Roma, bellissima, aperta, eterna davvero, ha accolto questo evento dimostrando ancora una volta che la Grande bellezza non è l’invenzione di uno sceneggiatore, ma un fatto incontrovertibile. Solo a Roma, santa e dannata, solo intorno al suo centro di gravità permanente può ruotare quello che è successo oggi. Non c’è sulla Terra un set all’altezza degli eventi che sono rimbalzati sulle tv e sui cellulari di tutto il globo.
Secondo le prime stime c’erano 400mila persone, 250mila in piazza e lungo via della Conciliazione, le altre assiepate sul percorso del corteo funebre. I potenti del mondo e gli ultimi, tutti nello steso luogo, tutti lì per lo stesso motivo: la morte di un sovrano assoluto. Quelli che decidono chi muore e chi vive insieme a chi trema quando arriva la nuova bolletta della luce. Tutti sul sagrato di San Pietro per onorare Francesco. Amato e odiato. Esaltato dai laici che in chiesa magari ci vanno solo a Natale, se ci vanno trascinati dalle consuetudini, e deprecato da chi in chiesa ci va tutti i giorni.
E c’era lui, Francesco, in una bara che sembrava trasparente mentre Trump e Zelensky si sono seduti uno di fronte all’altro, con i corpi protesi, occhi negli occhi, a discutere della fine della guerra in Ucraina. Il primo incontro dopo il 28 febbraio, quando il leader ucraino fu accolto alla Casa Banca e trattato dal presidente Usa come un giardiniere messicano che minacciava di rimpatriare. Oggi, invece, su due sedie di velluto rosso poste al centro del massimo tempio della Cristianità, il clima era diverso, autentico come i marmi sotto i loro piedi. In una parola, “romano”.
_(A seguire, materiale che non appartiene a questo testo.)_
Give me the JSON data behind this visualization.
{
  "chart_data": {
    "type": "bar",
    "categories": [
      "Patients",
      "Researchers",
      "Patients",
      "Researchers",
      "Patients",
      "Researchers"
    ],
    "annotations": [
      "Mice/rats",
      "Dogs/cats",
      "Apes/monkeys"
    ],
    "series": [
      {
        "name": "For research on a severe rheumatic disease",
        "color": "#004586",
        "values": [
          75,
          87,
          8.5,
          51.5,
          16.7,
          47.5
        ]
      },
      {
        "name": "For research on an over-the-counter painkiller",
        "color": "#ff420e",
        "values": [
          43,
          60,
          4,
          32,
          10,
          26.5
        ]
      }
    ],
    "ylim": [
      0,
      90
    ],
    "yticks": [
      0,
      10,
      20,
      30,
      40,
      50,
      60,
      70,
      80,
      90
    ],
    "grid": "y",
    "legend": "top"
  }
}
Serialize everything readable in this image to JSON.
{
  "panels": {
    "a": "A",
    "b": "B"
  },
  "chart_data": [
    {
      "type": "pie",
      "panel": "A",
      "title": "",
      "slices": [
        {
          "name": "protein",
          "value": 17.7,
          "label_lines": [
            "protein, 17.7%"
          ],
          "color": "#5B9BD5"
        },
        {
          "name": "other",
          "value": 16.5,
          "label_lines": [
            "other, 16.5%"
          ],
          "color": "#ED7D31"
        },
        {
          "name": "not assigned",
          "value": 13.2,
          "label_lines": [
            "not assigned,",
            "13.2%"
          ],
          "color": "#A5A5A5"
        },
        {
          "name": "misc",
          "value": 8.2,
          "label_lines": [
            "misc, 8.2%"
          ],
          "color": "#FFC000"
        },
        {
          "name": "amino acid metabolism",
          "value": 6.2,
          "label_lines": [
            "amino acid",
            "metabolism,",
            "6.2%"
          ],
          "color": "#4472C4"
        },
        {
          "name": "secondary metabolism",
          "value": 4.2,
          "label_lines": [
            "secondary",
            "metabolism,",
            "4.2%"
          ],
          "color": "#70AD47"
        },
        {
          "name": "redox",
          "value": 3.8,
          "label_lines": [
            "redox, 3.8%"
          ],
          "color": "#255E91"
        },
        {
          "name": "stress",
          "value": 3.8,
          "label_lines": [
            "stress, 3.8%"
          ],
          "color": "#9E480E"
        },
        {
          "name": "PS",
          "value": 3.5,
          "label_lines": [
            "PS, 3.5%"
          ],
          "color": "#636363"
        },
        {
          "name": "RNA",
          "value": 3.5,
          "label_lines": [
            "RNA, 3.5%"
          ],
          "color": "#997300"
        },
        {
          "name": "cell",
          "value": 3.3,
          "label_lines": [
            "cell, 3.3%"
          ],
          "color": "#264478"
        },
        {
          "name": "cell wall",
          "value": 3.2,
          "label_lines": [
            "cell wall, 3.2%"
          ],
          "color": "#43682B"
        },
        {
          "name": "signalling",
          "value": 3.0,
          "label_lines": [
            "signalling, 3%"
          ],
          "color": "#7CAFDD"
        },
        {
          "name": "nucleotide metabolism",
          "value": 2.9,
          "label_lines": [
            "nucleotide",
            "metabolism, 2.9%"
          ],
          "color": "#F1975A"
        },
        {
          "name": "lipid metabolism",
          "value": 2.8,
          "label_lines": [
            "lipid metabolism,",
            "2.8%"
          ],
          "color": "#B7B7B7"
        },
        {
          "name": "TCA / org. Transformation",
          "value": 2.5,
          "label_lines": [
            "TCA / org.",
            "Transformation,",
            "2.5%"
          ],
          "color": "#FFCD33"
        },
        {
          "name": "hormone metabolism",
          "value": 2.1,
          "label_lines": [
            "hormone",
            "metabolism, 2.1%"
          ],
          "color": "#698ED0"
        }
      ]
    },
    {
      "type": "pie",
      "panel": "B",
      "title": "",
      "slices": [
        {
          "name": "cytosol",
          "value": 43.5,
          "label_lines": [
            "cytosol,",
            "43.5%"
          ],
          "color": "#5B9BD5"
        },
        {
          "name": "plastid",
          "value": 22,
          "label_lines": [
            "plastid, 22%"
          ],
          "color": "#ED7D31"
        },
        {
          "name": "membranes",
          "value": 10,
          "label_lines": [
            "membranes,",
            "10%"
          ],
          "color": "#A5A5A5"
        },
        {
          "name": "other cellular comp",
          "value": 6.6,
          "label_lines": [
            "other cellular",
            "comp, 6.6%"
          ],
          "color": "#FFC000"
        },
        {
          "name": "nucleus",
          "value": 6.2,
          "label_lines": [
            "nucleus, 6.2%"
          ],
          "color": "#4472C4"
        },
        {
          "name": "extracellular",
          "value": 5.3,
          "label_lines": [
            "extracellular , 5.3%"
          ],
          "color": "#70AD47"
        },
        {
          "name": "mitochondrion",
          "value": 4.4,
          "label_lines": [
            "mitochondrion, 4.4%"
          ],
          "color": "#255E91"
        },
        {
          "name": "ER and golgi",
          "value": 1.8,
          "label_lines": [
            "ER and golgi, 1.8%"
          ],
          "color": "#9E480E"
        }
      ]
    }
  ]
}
Francesco, chiuso con le sue scarpe consunte e il rogito in una bara riscaldata dal sole di aprile, sembrava guardare quello che avveniva nella Basilica. Se son fiori di pace fioriranno. Per ora non resta che prendere atto della centralità in Occidente di Roma, decadente quanto si vuole, ma ancora Roma. Oggi ancora Caput mundi, rimbalzata nell’immaginario collettivo di un’Umanità logorata da un presente senza ideologie e punti di riferimento, minata dalla fragilità secolarizzata di un reel da scrollare su Tik Tok per passare oltre. E invece, la Grande bellezza si è ancora una volta mostrata al mondo, con la papamobile trasformata in carro funebre che ha percorso i sei chilometri che separano San Pietro da Santa Maria Maggiore, con il Colosseo sullo sfondo. Roma, Italia. Insomma noi, nonostante tutto.